As enticing as it is to believe that a simple, quick “adjustment” or “manipulation” of a joint could take away your pain, you should know that a therapist should not make the decision to manipulate your spine based solely on their palpation skills. The results from the entire evaluation should be taken as a whole, to utilize a clinical reasoning approach to decide which patients may benefit from manipulation. If your therapist has utilized a manipulation, they should also provide patient education to explain your condition, and to teach you about how the body perceives and modulates pain. Ideally, your therapist will provide you with a multidimensional treatment that includes hands on work as well as exercises to strengthen and re-educate motor control of the segments of the spine that need to be better stabilized.
Beware of practitioners that offer you a “quick fix” and feel free to ask questions until you are satisfied that you are placing yourself in the right hands. You should feel that your questions and concerns are addressed prior to beginning treatment for any spine injury.

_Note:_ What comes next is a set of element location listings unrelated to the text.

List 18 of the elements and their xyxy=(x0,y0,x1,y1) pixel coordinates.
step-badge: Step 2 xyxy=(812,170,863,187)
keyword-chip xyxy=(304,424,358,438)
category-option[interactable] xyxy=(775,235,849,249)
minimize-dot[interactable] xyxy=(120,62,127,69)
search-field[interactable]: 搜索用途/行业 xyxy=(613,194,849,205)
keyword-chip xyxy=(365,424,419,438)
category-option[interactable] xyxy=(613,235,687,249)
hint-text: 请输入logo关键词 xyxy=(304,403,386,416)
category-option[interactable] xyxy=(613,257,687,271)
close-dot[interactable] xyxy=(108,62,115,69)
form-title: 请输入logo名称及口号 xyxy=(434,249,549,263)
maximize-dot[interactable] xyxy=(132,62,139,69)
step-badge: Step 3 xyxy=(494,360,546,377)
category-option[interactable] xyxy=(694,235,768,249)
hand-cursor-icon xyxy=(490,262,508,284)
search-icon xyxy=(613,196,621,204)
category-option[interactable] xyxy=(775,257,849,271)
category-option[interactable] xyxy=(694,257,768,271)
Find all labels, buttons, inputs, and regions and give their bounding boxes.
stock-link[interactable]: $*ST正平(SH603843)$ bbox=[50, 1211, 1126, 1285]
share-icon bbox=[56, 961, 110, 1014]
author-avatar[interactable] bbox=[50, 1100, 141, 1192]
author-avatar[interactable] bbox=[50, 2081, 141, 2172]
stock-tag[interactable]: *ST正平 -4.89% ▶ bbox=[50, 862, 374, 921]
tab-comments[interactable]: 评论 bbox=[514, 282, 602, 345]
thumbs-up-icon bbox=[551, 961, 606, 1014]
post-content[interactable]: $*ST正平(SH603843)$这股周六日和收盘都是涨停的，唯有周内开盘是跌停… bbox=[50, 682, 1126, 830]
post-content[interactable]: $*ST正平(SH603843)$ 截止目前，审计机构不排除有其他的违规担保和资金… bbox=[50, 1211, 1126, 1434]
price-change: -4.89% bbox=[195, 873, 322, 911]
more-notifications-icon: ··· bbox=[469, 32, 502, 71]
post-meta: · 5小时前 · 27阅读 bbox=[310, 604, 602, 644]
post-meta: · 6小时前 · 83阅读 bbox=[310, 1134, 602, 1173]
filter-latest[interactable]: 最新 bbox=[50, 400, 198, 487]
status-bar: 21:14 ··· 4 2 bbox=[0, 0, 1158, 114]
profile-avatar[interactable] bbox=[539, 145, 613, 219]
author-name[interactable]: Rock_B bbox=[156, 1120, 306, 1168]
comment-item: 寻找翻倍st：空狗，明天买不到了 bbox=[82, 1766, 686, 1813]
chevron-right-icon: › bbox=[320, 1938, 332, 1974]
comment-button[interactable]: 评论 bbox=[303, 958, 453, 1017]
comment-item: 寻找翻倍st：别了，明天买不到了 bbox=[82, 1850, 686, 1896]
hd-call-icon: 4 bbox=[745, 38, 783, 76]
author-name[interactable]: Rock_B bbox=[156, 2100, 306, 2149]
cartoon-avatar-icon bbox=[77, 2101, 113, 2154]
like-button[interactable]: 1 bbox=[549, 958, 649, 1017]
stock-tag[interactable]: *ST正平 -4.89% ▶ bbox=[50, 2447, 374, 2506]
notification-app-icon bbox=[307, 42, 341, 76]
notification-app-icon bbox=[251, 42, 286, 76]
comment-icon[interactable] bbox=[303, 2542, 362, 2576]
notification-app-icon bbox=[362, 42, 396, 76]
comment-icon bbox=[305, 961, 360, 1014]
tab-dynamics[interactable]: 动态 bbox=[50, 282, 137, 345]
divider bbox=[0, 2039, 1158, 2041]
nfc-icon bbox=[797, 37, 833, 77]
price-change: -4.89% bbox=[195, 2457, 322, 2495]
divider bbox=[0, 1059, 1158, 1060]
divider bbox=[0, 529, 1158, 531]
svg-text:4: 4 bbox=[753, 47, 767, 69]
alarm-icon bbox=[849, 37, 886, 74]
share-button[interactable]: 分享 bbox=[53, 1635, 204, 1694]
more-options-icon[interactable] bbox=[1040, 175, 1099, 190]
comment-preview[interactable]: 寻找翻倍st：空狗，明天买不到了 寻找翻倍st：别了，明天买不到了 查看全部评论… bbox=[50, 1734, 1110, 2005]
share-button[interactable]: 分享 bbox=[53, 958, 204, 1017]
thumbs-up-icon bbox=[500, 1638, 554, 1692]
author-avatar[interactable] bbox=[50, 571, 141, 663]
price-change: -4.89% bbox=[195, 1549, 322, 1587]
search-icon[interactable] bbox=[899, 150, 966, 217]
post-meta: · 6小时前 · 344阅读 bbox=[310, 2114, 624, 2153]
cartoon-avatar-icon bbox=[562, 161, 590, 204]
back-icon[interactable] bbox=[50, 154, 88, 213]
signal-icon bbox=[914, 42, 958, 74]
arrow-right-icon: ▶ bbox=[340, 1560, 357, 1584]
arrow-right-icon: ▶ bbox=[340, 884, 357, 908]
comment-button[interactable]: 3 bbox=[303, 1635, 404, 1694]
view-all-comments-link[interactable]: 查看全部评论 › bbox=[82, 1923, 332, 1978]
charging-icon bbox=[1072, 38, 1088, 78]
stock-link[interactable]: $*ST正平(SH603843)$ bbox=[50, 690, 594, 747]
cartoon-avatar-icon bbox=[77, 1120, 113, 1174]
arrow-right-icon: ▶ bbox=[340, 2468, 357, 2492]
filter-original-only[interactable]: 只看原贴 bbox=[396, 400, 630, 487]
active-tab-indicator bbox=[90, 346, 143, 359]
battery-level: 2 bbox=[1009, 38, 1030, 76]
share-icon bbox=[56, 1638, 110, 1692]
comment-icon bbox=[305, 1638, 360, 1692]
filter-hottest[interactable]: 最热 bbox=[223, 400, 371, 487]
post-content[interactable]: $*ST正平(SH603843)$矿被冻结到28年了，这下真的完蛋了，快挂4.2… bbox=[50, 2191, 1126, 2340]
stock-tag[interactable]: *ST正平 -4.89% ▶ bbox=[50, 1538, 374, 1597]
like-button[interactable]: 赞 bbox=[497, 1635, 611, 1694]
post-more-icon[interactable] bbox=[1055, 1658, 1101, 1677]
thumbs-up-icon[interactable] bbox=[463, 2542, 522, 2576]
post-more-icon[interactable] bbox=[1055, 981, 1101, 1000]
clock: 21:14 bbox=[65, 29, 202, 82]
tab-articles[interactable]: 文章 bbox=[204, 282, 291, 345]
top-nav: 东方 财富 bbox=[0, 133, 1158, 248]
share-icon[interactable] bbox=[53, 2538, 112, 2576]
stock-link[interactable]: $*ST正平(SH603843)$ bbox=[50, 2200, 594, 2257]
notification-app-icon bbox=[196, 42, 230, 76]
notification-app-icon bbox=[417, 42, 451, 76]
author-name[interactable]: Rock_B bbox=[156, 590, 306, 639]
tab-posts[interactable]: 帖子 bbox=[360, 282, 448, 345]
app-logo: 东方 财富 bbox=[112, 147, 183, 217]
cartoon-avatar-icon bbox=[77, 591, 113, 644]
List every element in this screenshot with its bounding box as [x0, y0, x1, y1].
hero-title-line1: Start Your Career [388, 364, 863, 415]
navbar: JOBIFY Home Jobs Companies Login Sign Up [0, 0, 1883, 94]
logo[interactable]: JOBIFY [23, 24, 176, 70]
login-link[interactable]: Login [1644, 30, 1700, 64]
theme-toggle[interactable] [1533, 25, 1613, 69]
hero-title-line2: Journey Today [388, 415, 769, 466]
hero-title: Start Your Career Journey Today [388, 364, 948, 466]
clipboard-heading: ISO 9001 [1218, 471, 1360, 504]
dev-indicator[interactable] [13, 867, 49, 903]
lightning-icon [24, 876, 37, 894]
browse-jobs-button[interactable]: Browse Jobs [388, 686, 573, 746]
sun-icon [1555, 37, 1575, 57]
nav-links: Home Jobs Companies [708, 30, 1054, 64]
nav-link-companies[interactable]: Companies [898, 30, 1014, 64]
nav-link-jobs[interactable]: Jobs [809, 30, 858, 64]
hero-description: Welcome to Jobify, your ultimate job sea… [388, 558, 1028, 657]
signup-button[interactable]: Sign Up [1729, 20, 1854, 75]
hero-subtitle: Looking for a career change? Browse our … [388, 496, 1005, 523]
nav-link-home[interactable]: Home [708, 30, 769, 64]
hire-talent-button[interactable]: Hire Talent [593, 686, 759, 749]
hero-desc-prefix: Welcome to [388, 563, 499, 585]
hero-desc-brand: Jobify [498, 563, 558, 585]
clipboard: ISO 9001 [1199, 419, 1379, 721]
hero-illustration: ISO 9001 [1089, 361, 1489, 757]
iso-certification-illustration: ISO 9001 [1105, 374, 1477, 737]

A physical therapist that is up to date on the most current research will assist you in reaching your functional goals. Keep in mind that the most recent research shows that even the use of manual provocation and double blind injection studies has not eliminated the serious doubts and clinical challenges associated with the "SI joint-related pain" clinical entity and that the publication of SI joint palpatory movement schemes in light of the considerable evidence against them may perpetuate a bio-mechanical model of pain and dysfunction that is culturally popular but poorly supported in the scientific literature.
As healthcare professionals, physical therapists should base their evaluation and treatment techniques on methods well supported in peer reviewed literature. As a patient, you should make a well-educated decision about who you partner with for the care of your spine.